A buzzer cut through the doctor’s thoughts, humming sharply on the phone next to his recorder. With calm slowness, he tapped the embers from his pipe and propped the sculptured briar against an ashtray. Depressing the illuminated button on his phone, he answered the call. “Hello, Edward? Allow me a moment in preparation then please bring her in.”

“Of course, Doctor.”


Dr. Strah, with recorder in hand, walked around the leather chair and back to a massive desk. The path beneath his shiny Oxford shoes changed from carpet to tile with a sudden clacking rhythm. A nearby coat rack supplied him with a white clinical jacket. Depositing the digital recorder on the desktop, he opened the upper-most side drawer and tugged twice on the latex glove box, as if pulling tissues from a dispenser. With sounds of stretching rubber, he pulled on the gloves and laced his fingers for a snug fit. Then, he pocketed a vial of clear liquid and a syringe before closing the drawer.

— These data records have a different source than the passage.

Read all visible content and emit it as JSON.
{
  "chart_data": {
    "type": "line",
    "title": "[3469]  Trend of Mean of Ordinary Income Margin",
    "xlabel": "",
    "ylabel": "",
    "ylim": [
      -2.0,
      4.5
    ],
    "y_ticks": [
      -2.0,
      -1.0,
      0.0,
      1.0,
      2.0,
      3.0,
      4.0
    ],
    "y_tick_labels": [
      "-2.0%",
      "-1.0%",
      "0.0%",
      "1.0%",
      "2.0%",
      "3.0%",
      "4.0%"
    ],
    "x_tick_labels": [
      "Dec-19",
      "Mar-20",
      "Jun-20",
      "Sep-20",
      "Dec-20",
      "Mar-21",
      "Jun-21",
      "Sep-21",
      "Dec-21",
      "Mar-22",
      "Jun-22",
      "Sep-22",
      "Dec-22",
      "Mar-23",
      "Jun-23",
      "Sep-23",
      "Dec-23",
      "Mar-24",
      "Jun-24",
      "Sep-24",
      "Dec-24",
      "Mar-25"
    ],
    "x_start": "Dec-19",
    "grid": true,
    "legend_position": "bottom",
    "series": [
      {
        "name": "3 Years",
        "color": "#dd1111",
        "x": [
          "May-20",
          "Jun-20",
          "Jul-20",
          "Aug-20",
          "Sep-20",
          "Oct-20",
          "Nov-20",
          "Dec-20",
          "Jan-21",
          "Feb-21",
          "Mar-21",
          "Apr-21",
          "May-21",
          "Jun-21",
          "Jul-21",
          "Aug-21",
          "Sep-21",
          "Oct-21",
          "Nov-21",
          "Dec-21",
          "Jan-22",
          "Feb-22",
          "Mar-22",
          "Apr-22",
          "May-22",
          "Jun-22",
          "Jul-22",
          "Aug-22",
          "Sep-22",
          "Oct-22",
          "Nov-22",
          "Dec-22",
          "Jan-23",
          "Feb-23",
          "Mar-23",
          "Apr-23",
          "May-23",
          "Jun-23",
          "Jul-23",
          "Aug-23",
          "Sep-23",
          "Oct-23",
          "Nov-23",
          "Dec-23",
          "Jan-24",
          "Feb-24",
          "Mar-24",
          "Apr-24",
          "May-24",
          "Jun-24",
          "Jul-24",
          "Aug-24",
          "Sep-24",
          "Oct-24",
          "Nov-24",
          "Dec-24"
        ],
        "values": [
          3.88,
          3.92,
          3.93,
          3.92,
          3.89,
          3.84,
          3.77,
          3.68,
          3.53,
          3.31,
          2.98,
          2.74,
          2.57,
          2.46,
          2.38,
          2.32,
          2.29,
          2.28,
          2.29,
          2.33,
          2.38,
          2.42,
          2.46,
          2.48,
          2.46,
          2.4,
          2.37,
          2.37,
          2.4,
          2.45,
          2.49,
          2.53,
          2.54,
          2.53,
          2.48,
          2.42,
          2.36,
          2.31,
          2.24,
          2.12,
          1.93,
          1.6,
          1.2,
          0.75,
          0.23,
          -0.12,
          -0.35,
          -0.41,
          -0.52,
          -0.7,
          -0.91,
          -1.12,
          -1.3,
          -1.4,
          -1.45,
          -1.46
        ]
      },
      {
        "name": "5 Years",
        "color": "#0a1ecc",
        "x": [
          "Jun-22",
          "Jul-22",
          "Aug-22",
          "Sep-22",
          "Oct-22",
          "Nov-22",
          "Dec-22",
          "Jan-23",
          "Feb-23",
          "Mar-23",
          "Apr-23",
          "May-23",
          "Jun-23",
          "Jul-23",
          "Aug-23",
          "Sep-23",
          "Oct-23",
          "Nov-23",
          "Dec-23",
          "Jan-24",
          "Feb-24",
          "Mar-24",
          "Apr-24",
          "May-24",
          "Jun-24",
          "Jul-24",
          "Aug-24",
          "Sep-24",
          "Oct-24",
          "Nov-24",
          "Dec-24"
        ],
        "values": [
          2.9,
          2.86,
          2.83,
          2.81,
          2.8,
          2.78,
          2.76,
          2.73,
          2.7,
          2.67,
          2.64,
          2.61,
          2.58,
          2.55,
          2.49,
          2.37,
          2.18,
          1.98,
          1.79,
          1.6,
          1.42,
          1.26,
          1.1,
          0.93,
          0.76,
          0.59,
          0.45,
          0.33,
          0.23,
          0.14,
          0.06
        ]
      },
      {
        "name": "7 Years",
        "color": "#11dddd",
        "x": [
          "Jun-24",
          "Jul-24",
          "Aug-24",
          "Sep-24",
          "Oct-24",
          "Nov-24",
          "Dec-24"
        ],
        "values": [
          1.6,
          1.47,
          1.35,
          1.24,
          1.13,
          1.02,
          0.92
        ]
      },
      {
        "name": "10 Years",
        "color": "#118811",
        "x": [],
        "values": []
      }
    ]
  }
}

The double doors behind him opened as Edward wheeled Mrs. Johnson into the room and positioned her at the center of the tiled flooring. He was impeccably dressed and groomed in a manner identical to the doctor; black and white semi-formal attire topped with an earth-toned sweater and lab coat, slicked back hair, short beard, even the rubber gloves. He was the spitting image of a young Dr. Strah, if one could only ignore the thick scars that ran down his cheeks like streaming tears and the vivid oddity of his hetero chromatic eyes—bright blue in his right and vibrant green in his left.

Edward walked around her gurney, locking the wheels and checking the straps. Satisfied, he placed a gentle hand on her shoulder and leaned in to offer her a warm smile before going about his work throughout the room.

A bright light kicked on as the doctor stepped over to the gurney. He held up the syringe, filling it with liquid from the vial. “Mrs. Johnson,” he said, leaning close. “It’s good to see you again.” She squeezed her eyes shut. He pumped the hammer on the syringe, shooting a stream of morphine into the air. “Let’s begin, shall we.”

Bringing the needle down in a swift, sure arc he injected himself—eyelids fluttering as the cold tingling rush coursed through his veins. He moved his eyes across the room in a slow sweep of fascination and wonder. Eventually, they settled back on the woman and he smiled in a wide jackal’s grin. “Much better.”

Edward wheeled over a cart brandishing an array of metal tools that shot a band of reflected light across Dr. Strah’s face.

Mrs. Johnson’s quick breaths neared hyperventilating levels. Tears ran down, collecting in the curves of her ears. Her gag only allowing muffled vowels and whimpers.

Selecting a scalpel from the tray, Dr. Strah spoke with a calm passion.  “As always, please depress the appropriate button to indicate your emotional level. And remember, this is for posterity, so please… be honest.”